С отцом Гордомана, который отправился в Виго на пароходе «Королева Мария Кристина», я послал пятьсот песо моему дедушке. Это было, думаю, в октябре девятнадцатого года. У меня от сердца отлегло — выполнил долг перед родными. Послал еще в деревянных коробочках мармелад из гуаябы и соломенную шляпу. Только и всего. На Кубе тогда было очень смутное время. То у либералов вражда с консерваторами, то они вроде заодно. Поди пойми, если Менокаль с Гомесом на банкете пируют, снимаются чуть не в обнимку и у обоих вид торжественный. А простой народ считает, что они непримиримые враги. Кто не морочил людей — так это анархисты. Они были против всего: против государства, против порядка, против полиции. Ну, против всего на свете. А уж над президентами изгалялись… Я в те годы лично ни одного анархиста не знал, но они мне нравились. Почти все их вожаки были галисийцами и заправляли в профсоюзах и на фабриках. Когда я стал плотником, то узнал их поближе.
Мой дед тут же прислал письмо. Доволен был до смерти, видно, думал, что внук наконец разбогател. Я ему отписал своим корявым почерком, что вышлю еще денег и что стал платить взносы в Галисийское общество на строительство школы в Понтеведре. Когда писал деду, бог меня, наверно, услышал. Вот смотрите. Иду я как-то по улице Монсеррате, а навстречу мне продавец лотерейных билетов, у которых три конечных цифры — двести двадцать пять. Мне этот номер очень нравился, потому что в лотерейных шарадах с картинками он означает драгоценный камень. Хвастаться не хочу, но в молодости я был очень шустрый и быстро разобрался в этих лотерейных шарадах, знал, что каждый номер обозначает. А двести двадцать пять вообще мой счастливый номер. Помните, у того полицейского, который вернул мне башмаки, на фуражке был этот номер. В общем, купил я билеты и выиграл ровно пятьсот песо. Подумать, как раз столько, сколько отправил деду в деревню! Есть одна галисийская пословица, я ее всегда держу в голове. Это приблизительно так: «Кто смекалку в ход пускает, тот здоровья не теряет».
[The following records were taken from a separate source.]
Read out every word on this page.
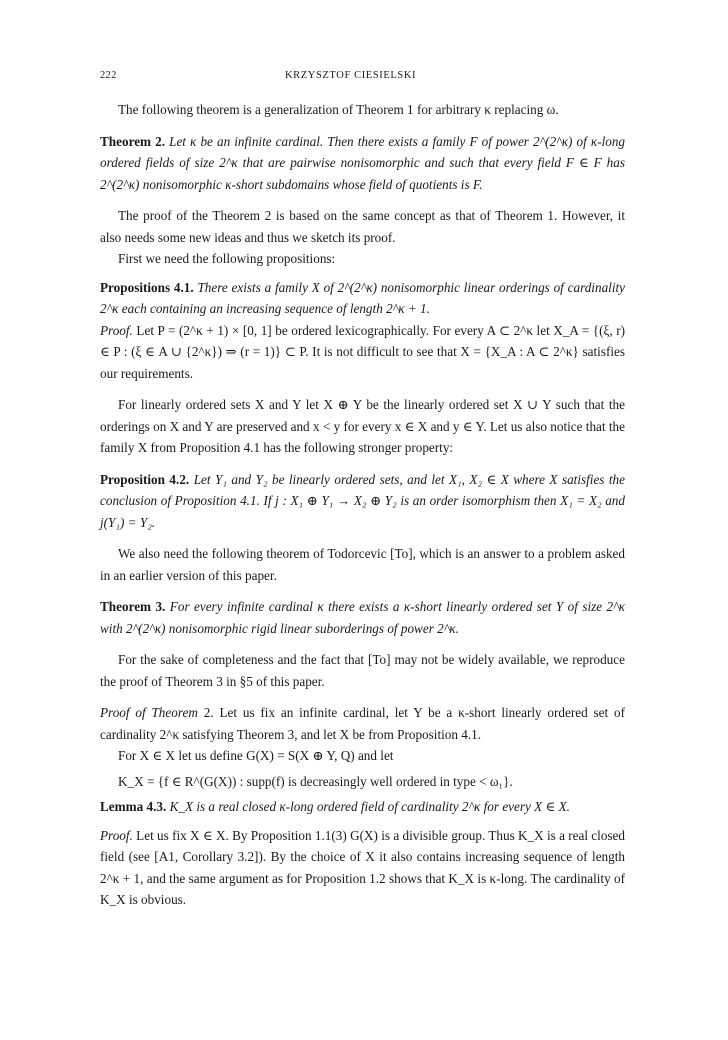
222	KRZYSZTOF CIESIELSKI

The following theorem is a generalization of Theorem 1 for arbitrary κ replacing ω.

Theorem 2. Let κ be an infinite cardinal. Then there exists a family F of power 2^(2^κ) of κ-long ordered fields of size 2^κ that are pairwise nonisomorphic and such that every field F ∈ F has 2^(2^κ) nonisomorphic κ-short subdomains whose field of quotients is F.

The proof of the Theorem 2 is based on the same concept as that of Theorem 1. However, it also needs some new ideas and thus we sketch its proof.

First we need the following propositions:

Propositions 4.1. There exists a family X of 2^(2^κ) nonisomorphic linear orderings of cardinality 2^κ each containing an increasing sequence of length 2^κ + 1.

Proof. Let P = (2^κ + 1) × [0, 1] be ordered lexicographically. For every A ⊂ 2^κ let X_A = {(ξ, r) ∈ P : (ξ ∈ A ∪ {2^κ}) ⇒ (r = 1)} ⊂ P. It is not difficult to see that X = {X_A : A ⊂ 2^κ} satisfies our requirements.

For linearly ordered sets X and Y let X ⊕ Y be the linearly ordered set X ∪ Y such that the orderings on X and Y are preserved and x < y for every x ∈ X and y ∈ Y. Let us also notice that the family X from Proposition 4.1 has the following stronger property:

Proposition 4.2. Let Y₁ and Y₂ be linearly ordered sets, and let X₁, X₂ ∈ X where X satisfies the conclusion of Proposition 4.1. If j : X₁ ⊕ Y₁ → X₂ ⊕ Y₂ is an order isomorphism then X₁ = X₂ and j(Y₁) = Y₂.

We also need the following theorem of Todorcevic [To], which is an answer to a problem asked in an earlier version of this paper.

Theorem 3. For every infinite cardinal κ there exists a κ-short linearly ordered set Y of size 2^κ with 2^(2^κ) nonisomorphic rigid linear suborderings of power 2^κ.

For the sake of completeness and the fact that [To] may not be widely available, we reproduce the proof of Theorem 3 in §5 of this paper.

Proof of Theorem 2. Let us fix an infinite cardinal, let Y be a κ-short linearly ordered set of cardinality 2^κ satisfying Theorem 3, and let X be from Proposition 4.1.

For X ∈ X let us define G(X) = S(X ⊕ Y, Q) and let

K_X = {f ∈ R^(G(X)) : supp(f) is decreasingly well ordered in type < ω₁}.

Lemma 4.3. K_X is a real closed κ-long ordered field of cardinality 2^κ for every X ∈ X.

Proof. Let us fix X ∈ X. By Proposition 1.1(3) G(X) is a divisible group. Thus K_X is a real closed field (see [A1, Corollary 3.2]). By the choice of X it also contains increasing sequence of length 2^κ + 1, and the same argument as for Proposition 1.2 shows that K_X is κ-long. The cardinality of K_X is obvious.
Здоровья мне хватало, а вот денег — нет. В те месяцы я, можно сказать, ударился в разгул, сбился с пути, нашел одну гулящую бабенку и промотал все деньги. Жил тем, что бог пошлет, не знал, куда податься, к кому приткнуться.
Переехал на улицу Корралес к этой моей подружке. У нее в доме готовили тамаль на продажу. Весь квартал покупал, и ели с удовольствием. Женщина она была очень хваткая, оборотистая. И вот взяла вдруг и приютила меня, то ли влюбилась, то ли по доброте, не знаю. Скажу только — спасала она меня не один месяц.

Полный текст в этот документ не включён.